Maternal Cigarette Smoking during Pregnancy and the Mn–Cd Interaction on Child SBP

The median maternal Cd concentration in mothers who smoked during pregnancy [median (IQR): 1.41 (0.93–2.37) $\mathrm{\mu }\mathrm{g}/\mathrm{L}$; $n=108$] was more than twice the median concentration in mothers who never smoked or who quit smoking before pregnancy [median (IQR): 0.65 (0.43–0.96) $\mathrm{\mu }\mathrm{g}/\mathrm{L}$; $n=\mathrm{1,086}$] ($p<0.001$). The association of Mn and child SBP percentiles differed by maternal smoking status during pregnancy ($p\text{-interaction}=0.08$) (Table 4). In the multivariable linear regression models, a doubling of Mn levels was associated with a 10.09-point reduction in SBP percentile (95% CI: −18.03, −2.15) among mothers who smoked cigarettes during pregnancy; there was no association of Mn with child SBP percentiles among mothers who did not smoke cigarettes during pregnancy ($-1.49$, 95% CI: $-4.21$, 1.24 for a doubling of exposure). BKMR confirmed an inverse association of Mn and child SBP percentiles in mothers who smoked during pregnancy and a lack of association in mothers who did not smoke (Figure 4). Despite the inverse association of Mn and SBP percentiles, children whose mothers smoked cigarettes during pregnancy still had higher SBP percentiles at all Mn concentrations compared with children whose mothers did not smoke. The associations of Pb, Hg, Cd, and Se with child SBP percentiles did not significantly differ by maternal smoking status during pregnancy ($p\text{-interactions}>0.1$) (Table 4). Results from the BKMR models were consistent with corresponding estimates from the linear regression models (Figure S11).

Table 4.

Associations of maternal lead, mercury, cadmium, selenium, and manganese concentrations with child systolic blood pressure percentile by maternal cigarette smoking during pregnancy estimated using linear regression models ($n=\mathrm{1,194}$).

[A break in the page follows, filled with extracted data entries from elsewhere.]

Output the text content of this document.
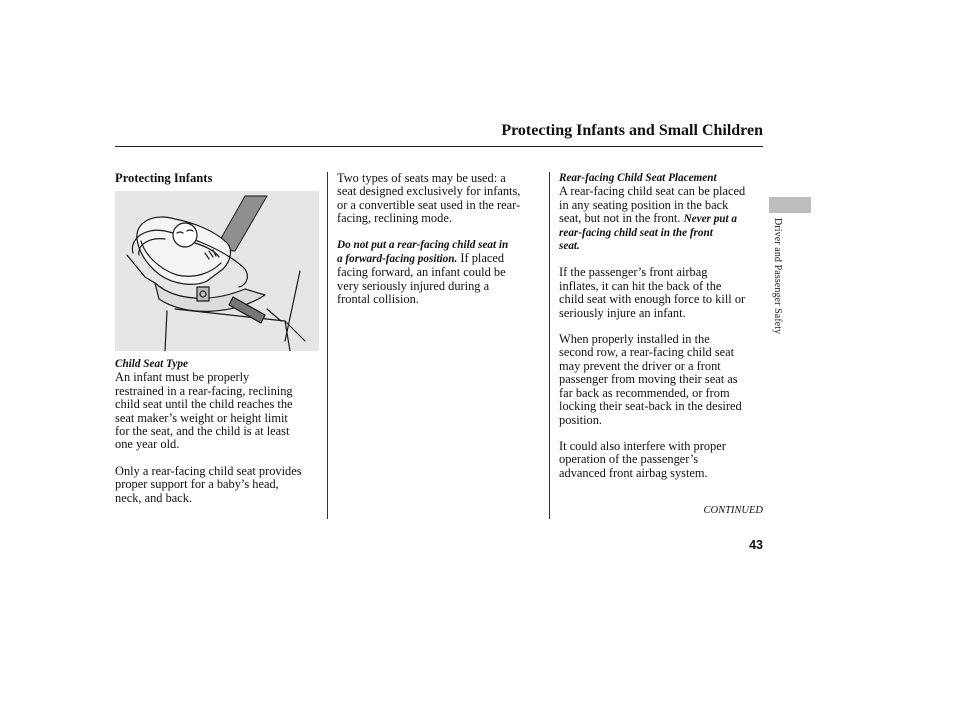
Protecting Infants and Small Children

Protecting Infants

Child Seat Type

An infant must be properly
restrained in a rear-facing, reclining
child seat until the child reaches the
seat maker’s weight or height limit
for the seat, and the child is at least
one year old.

Only a rear-facing child seat provides
proper support for a baby’s head,
neck, and back.

Two types of seats may be used: a
seat designed exclusively for infants,
or a convertible seat used in the rear-
facing, reclining mode.

Do not put a rear-facing child seat in
a forward-facing position. If placed
facing forward, an infant could be
very seriously injured during a
frontal collision.

Rear-facing Child Seat Placement

A rear-facing child seat can be placed
in any seating position in the back
seat, but not in the front. Never put a
rear-facing child seat in the front
seat.

If the passenger’s front airbag
inflates, it can hit the back of the
child seat with enough force to kill or
seriously injure an infant.

When properly installed in the
second row, a rear-facing child seat
may prevent the driver or a front
passenger from moving their seat as
far back as recommended, or from
locking their seat-back in the desired
position.

It could also interfere with proper
operation of the passenger’s
advanced front airbag system.

Driver and Passenger Safety
CONTINUED
43
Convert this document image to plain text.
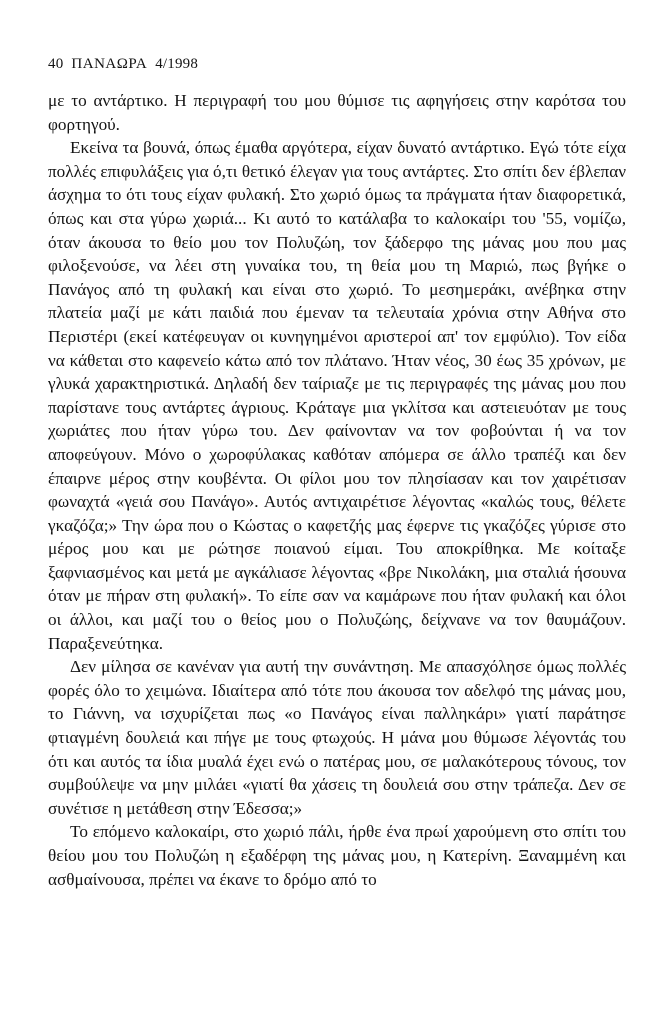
40 ΠΑΝΑΩΡΑ 4/1998

με το αντάρτικο. Η περιγραφή του μου θύμισε τις αφηγήσεις στην καρότσα του φορτηγού.

Εκείνα τα βουνά, όπως έμαθα αργότερα, είχαν δυνατό αντάρτικο. Εγώ τότε είχα πολλές επιφυλάξεις για ό,τι θετικό έλεγαν για τους αντάρτες. Στο σπίτι δεν έβλεπαν άσχημα το ότι τους είχαν φυλακή. Στο χωριό όμως τα πράγματα ήταν διαφορετικά, όπως και στα γύρω χωριά... Κι αυτό το κατάλαβα το καλοκαίρι του '55, νομίζω, όταν άκουσα το θείο μου τον Πολυζώη, τον ξάδερφο της μάνας μου που μας φιλοξενούσε, να λέει στη γυναίκα του, τη θεία μου τη Μαριώ, πως βγήκε ο Πανάγος από τη φυλακή και είναι στο χωριό. Το μεσημεράκι, ανέβηκα στην πλατεία μαζί με κάτι παιδιά που έμεναν τα τελευταία χρόνια στην Αθήνα στο Περιστέρι (εκεί κατέφευγαν οι κυνηγημένοι αριστεροί απ' τον εμφύλιο). Τον είδα να κάθεται στο καφενείο κάτω από τον πλάτανο. Ήταν νέος, 30 έως 35 χρόνων, με γλυκά χαρακτηριστικά. Δηλαδή δεν ταίριαζε με τις περιγραφές της μάνας μου που παρίστανε τους αντάρτες άγριους. Κράταγε μια γκλίτσα και αστειευόταν με τους χωριάτες που ήταν γύρω του. Δεν φαίνονταν να τον φοβούνται ή να τον αποφεύγουν. Μόνο ο χωροφύλακας καθόταν απόμερα σε άλλο τραπέζι και δεν έπαιρνε μέρος στην κουβέντα. Οι φίλοι μου τον πλησίασαν και τον χαιρέτισαν φωναχτά «γειά σου Πανάγο». Αυτός αντιχαιρέτισε λέγοντας «καλώς τους, θέλετε γκαζόζα;» Την ώρα που ο Κώστας ο καφετζής μας έφερνε τις γκαζόζες γύρισε στο μέρος μου και με ρώτησε ποιανού είμαι. Του αποκρίθηκα. Με κοίταξε ξαφνιασμένος και μετά με αγκάλιασε λέγοντας «βρε Νικολάκη, μια σταλιά ήσουνα όταν με πήραν στη φυλακή». Το είπε σαν να καμάρωνε που ήταν φυλακή και όλοι οι άλλοι, και μαζί του ο θείος μου ο Πολυζώης, δείχνανε να τον θαυμάζουν. Παραξενεύτηκα.

Δεν μίλησα σε κανέναν για αυτή την συνάντηση. Με απασχόλησε όμως πολλές φορές όλο το χειμώνα. Ιδιαίτερα από τότε που άκουσα τον αδελφό της μάνας μου, το Γιάννη, να ισχυρίζεται πως «ο Πανάγος είναι παλληκάρι» γιατί παράτησε φτιαγμένη δουλειά και πήγε με τους φτωχούς. Η μάνα μου θύμωσε λέγοντάς του ότι και αυτός τα ίδια μυαλά έχει ενώ ο πατέρας μου, σε μαλακότερους τόνους, τον συμβούλεψε να μην μιλάει «γιατί θα χάσεις τη δουλειά σου στην τράπεζα. Δεν σε συνέτισε η μετάθεση στην Έδεσσα;»

Το επόμενο καλοκαίρι, στο χωριό πάλι, ήρθε ένα πρωί χαρούμενη στο σπίτι του θείου μου του Πολυζώη η εξαδέρφη της μάνας μου, η Κατερίνη. Ξαναμμένη και ασθμαίνουσα, πρέπει να έκανε το δρόμο από το
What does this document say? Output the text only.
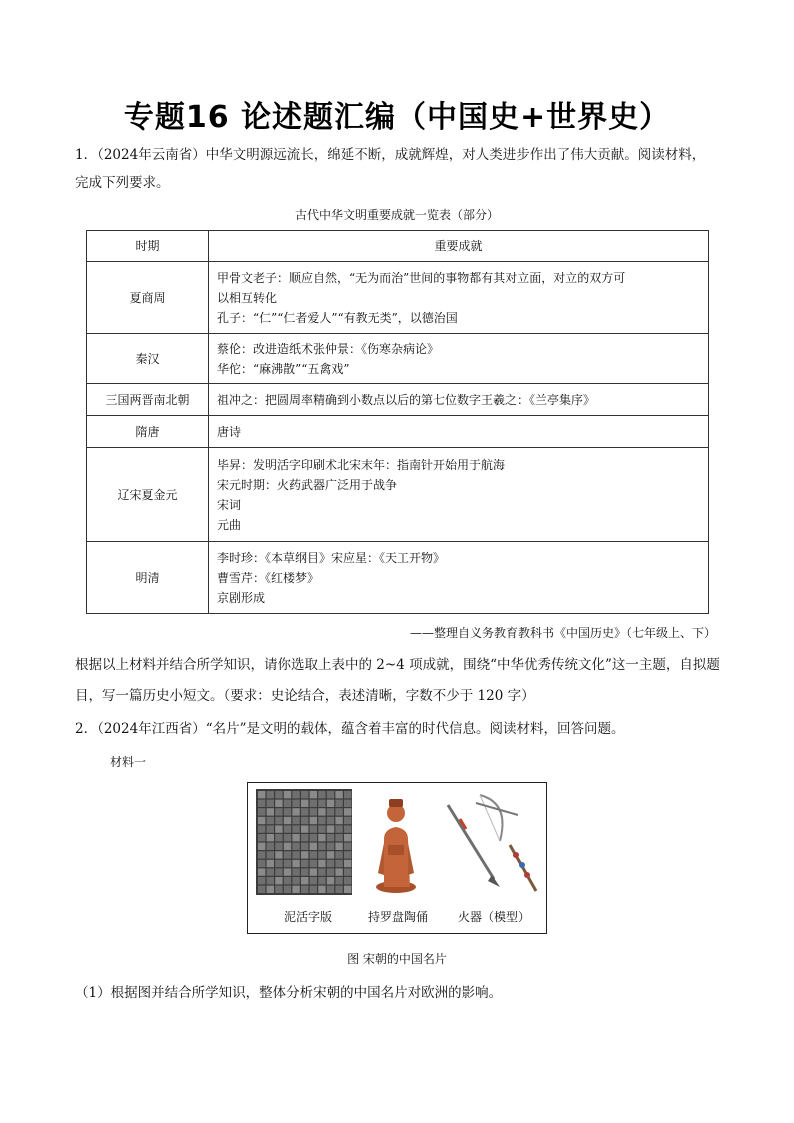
专题16 论述题汇编（中国史+世界史）
1．（2024年云南省）中华文明源远流长，绵延不断，成就辉煌，对人类进步作出了伟大贡献。阅读材料，
完成下列要求。
古代中华文明重要成就一览表（部分）
时期	重要成就
夏商周	甲骨文老子：顺应自然，“无为而治”世间的事物都有其对立面，对立的双方可
以相互转化
孔子：“仁”“仁者爱人”“有教无类”，以德治国

秦汉	蔡伦：改进造纸术张仲景：《伤寒杂病论》
华佗：“麻沸散”“五禽戏”

三国两晋南北朝	祖冲之：把圆周率精确到小数点以后的第七位数字王羲之：《兰亭集序》

隋唐	唐诗

辽宋夏金元	毕昇：发明活字印刷术北宋末年：指南针开始用于航海
宋元时期：火药武器广泛用于战争
宋词
元曲

明清	李时珍：《本草纲目》宋应星：《天工开物》
曹雪芹：《红楼梦》
京剧形成
——整理自义务教育教科书《中国历史》（七年级上、下）
根据以上材料并结合所学知识，请你选取上表中的 2~4 项成就，围绕“中华优秀传统文化”这一主题，自拟题
目，写一篇历史小短文。（要求：史论结合，表述清晰，字数不少于 120 字）
2．（2024年江西省）“名片”是文明的载体，蕴含着丰富的时代信息。阅读材料，回答问题。
材料一
泥活字版	持罗盘陶俑 火器（模型）
图 宋朝的中国名片
（1）根据图并结合所学知识，整体分析宋朝的中国名片对欧洲的影响。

Metals and trace elements	Groupsa	$n$	Difference (95% CI) in child systolic blood pressure percentile per doubling of metal or trace element levelsb	p-interactions
Lead ($\mathrm{\mu }\mathrm{g}/\text{dL}$)	Did not smoke	1,086	0.61 ($-1.16$, 2.37)	0.11
	Smoked	108	$-3.09$ ($-10.43$, 4.26)
Mercury ($\mathrm{\mu }\mathrm{g}/\mathrm{L}$)	Did not smoke	1,086	0.07 ($-1.08$, 1.22)	0.18
	Smoked	108	$-0.04$ ($-4.42$, 4.34)
Cadmium ($\mathrm{\mu }\mathrm{g}/\mathrm{L}$)	Did not smoke	1,086	$-0.44$ ($-2.19$, 1.31)	0.33
	Smoked	108	2.98 ($-3.05$, 9.00)
Selenium ($\mathrm{\mu }\mathrm{g}/\mathrm{L}$)	Did not smoke	1,086	$-5.69$ ($-11.14$, $-0.24$)	0.13
	Smoked	108	$-14.28$ ($-35.82$, 7.26)
Manganese ($\mathrm{\mu }\mathrm{g}/\mathrm{L}$)	Did not smoke	1,086	$-1.49$ ($-4.21$, 1.24)	0.08
	Smoked	108	$-10.09$ ($-18.03$, $-2.15$)

Note: CI, confidence interval.

^aMaternal cigarette smoking during pregnancy was dichotomized as smoked vs. did not smoke, with mothers who never smoked and those who quit smoking before pregnancy combined into a single category.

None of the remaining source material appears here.